Delete All But the Last Comment Line for Each Comment Block

awksedtext processing

  • Goal: Delete all but the last comment line for each comment block. If the file ends with a comment block, delete it completely. Each comment line begins with a #.

  • Command that I tried

    sed -z -e 's/#.*\n#/#/g' "${InputP}"
    
  • Input file

    # Life/Living
    # Life/Passion
    - [Mindfulness.md](file:///home/nikhil/Documents/Git/Life/Passion/PassionSrc/Sports/Yoga/Mindfulness/Mindfulness.md)
    # Life/PersonalManagement
    # Life/Social
    # Linux/AmazingNotes
    # Linux/Backintime
    # Linux/DotFiles
    # Linux/GitScripts
    - [Peaceful.m3u](file:///home/nikhil/Documents/Git/../Mobile/Documents/PortableNotes/PortableNotesSrc/SocialActivity/Music/SongsPlaylist/Data/Peaceful.m3u)
    - [AuxiliaryFiles.sh](file:///home/nikhil/Documents/Git/Linux/GitScripts/GitScriptsSrc/GitInit/GitNew/Src/AuxiliaryFiles.sh)
    # PythonWs/NumericalProgramming
    # PythonWs/Python
    # PythonWs/ScientificComputing
    
  • Expected Output

    # Life/Passion
    - [Mindfulness.md](file:///home/nikhil/Documents/Git/Life/Passion/PassionSrc/Sports/Yoga/Mindfulness/Mindfulness.md)
    # Linux/GitScripts
    - [Peaceful.m3u](file:///home/nikhil/Documents/Git/../Mobile/Documents/PortableNotes/PortableNotesSrc/SocialActivity/Music/SongsPlaylist/Data/Peaceful.m3u)
    - [AuxiliaryFiles.sh](file:///home/nikhil/Documents/Git/Linux/GitScripts/GitScriptsSrc/GitInit/GitNew/Src/AuxiliaryFiles.sh)
    
  • But I get this Output
    # PythonWs/ScientificComputing
    

Does anyone know how to solve the problem?

Best Answer

Using GNU sed with slurp mode -z and utilizing extended regexes -E we can do as shown:

$ sed -Ez '
    s/(^|\n)(#[^\n]*\n)+$/\1/
    s/(^|\n)(#[^\n]*\n)+/\1\2/g
' file
  • Remove a trailing comment block.
  • Remove all comment blocks but keep the last line in each.

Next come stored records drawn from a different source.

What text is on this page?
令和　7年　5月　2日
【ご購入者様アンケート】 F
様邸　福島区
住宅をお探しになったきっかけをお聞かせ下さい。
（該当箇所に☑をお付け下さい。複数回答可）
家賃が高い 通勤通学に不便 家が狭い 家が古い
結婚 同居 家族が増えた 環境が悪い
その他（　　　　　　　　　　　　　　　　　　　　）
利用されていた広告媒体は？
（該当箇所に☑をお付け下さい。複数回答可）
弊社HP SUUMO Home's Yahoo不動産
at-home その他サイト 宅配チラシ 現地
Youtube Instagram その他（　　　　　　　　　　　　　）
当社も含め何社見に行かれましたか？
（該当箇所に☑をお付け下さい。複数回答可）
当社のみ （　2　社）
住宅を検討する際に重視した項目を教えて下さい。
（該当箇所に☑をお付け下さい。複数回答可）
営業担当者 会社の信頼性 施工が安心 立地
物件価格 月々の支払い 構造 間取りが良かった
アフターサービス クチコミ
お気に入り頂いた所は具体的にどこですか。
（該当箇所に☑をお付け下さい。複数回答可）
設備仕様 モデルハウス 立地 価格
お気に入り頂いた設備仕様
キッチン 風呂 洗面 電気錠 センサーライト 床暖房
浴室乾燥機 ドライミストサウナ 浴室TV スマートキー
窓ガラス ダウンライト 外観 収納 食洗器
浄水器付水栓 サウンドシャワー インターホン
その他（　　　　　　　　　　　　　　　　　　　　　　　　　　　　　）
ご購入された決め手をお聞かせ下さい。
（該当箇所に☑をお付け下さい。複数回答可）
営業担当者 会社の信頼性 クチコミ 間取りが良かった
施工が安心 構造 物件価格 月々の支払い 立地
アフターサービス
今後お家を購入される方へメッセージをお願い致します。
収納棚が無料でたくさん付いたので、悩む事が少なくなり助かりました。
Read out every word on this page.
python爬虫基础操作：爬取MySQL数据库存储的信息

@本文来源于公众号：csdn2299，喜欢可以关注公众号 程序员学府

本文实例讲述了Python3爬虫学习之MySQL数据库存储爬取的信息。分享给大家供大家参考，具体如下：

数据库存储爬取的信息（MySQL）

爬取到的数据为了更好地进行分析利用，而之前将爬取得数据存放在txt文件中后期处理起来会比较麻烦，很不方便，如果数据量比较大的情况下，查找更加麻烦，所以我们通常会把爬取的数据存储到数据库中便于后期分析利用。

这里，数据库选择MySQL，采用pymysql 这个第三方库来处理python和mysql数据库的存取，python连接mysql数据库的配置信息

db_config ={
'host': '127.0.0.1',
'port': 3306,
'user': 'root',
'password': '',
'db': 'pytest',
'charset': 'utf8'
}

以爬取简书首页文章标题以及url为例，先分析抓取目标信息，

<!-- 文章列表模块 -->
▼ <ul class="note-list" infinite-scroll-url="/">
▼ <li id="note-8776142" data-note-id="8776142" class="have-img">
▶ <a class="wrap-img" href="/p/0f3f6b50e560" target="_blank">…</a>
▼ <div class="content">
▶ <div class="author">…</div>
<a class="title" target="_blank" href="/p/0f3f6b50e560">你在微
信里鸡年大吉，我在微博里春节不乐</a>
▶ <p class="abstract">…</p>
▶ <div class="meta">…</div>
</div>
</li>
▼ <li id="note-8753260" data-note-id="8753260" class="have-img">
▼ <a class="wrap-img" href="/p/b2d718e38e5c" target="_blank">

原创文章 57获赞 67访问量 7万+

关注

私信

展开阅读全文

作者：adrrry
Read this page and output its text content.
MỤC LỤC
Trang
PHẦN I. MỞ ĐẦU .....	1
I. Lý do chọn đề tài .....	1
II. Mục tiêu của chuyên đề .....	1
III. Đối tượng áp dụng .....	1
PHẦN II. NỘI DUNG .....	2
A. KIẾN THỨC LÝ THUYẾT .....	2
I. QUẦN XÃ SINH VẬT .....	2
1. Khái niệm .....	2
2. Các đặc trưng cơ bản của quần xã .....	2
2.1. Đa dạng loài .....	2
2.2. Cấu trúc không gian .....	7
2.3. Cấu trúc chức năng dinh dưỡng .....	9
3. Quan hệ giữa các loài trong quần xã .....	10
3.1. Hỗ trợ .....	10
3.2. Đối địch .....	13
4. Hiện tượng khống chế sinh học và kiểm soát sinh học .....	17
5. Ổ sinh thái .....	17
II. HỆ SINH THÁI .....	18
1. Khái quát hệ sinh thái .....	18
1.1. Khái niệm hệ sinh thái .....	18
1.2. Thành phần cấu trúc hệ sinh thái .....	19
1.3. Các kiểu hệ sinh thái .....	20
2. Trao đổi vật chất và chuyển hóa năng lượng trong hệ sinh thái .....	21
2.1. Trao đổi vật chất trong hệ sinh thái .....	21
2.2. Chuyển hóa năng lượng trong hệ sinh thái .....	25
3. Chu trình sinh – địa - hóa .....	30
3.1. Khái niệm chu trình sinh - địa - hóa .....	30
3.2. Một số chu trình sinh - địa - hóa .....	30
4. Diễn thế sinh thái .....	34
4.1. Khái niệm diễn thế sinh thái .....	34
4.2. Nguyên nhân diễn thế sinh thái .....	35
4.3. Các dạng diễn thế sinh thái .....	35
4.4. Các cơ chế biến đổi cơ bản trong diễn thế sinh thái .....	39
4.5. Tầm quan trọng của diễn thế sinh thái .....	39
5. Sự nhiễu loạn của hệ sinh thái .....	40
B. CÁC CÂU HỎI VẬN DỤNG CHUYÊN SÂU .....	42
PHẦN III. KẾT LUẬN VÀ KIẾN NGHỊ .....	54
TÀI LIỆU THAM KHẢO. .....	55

The GNU sed model is as follows:

  • Sed reads a file line by line unless -z is in effect, when it reads the whole file. The record separator by default is a newline \n unless -z is in use then it is \0 the NULL ascii.
  • After reading in a record, the trailing record separator is clipped and the resulting string is stored in the pattern space register. The pattern space is where all the sed commands operate.
  • Now let's say there are 5 sed commands in our sed script. Then the first one is applied on the pattern space, this modifies the pattern space and on this modified pattern space the next sed command is applied ... and so forth sequentially till the last. Then the pattern space is printed to stdout unless the -n is in effect. After this the next record is read in and the same sequence of sed commands are applied to the pattern space.

Please note that the above is a very simplified narrative, valid when no flow control commands are used in the sed script.

Yes you are right, in the slurp mode the $ signifies the end of file as also the end of pattern space since there is just one pattern space.

When you have this construct (regex)+ then the brackets hold the last regex match because of the greedy nature of regexes.

Alternatively, it can also be done as

$ sed -e '
    /^#/{h;d;} 
    H;z;x;s/^\n//
' file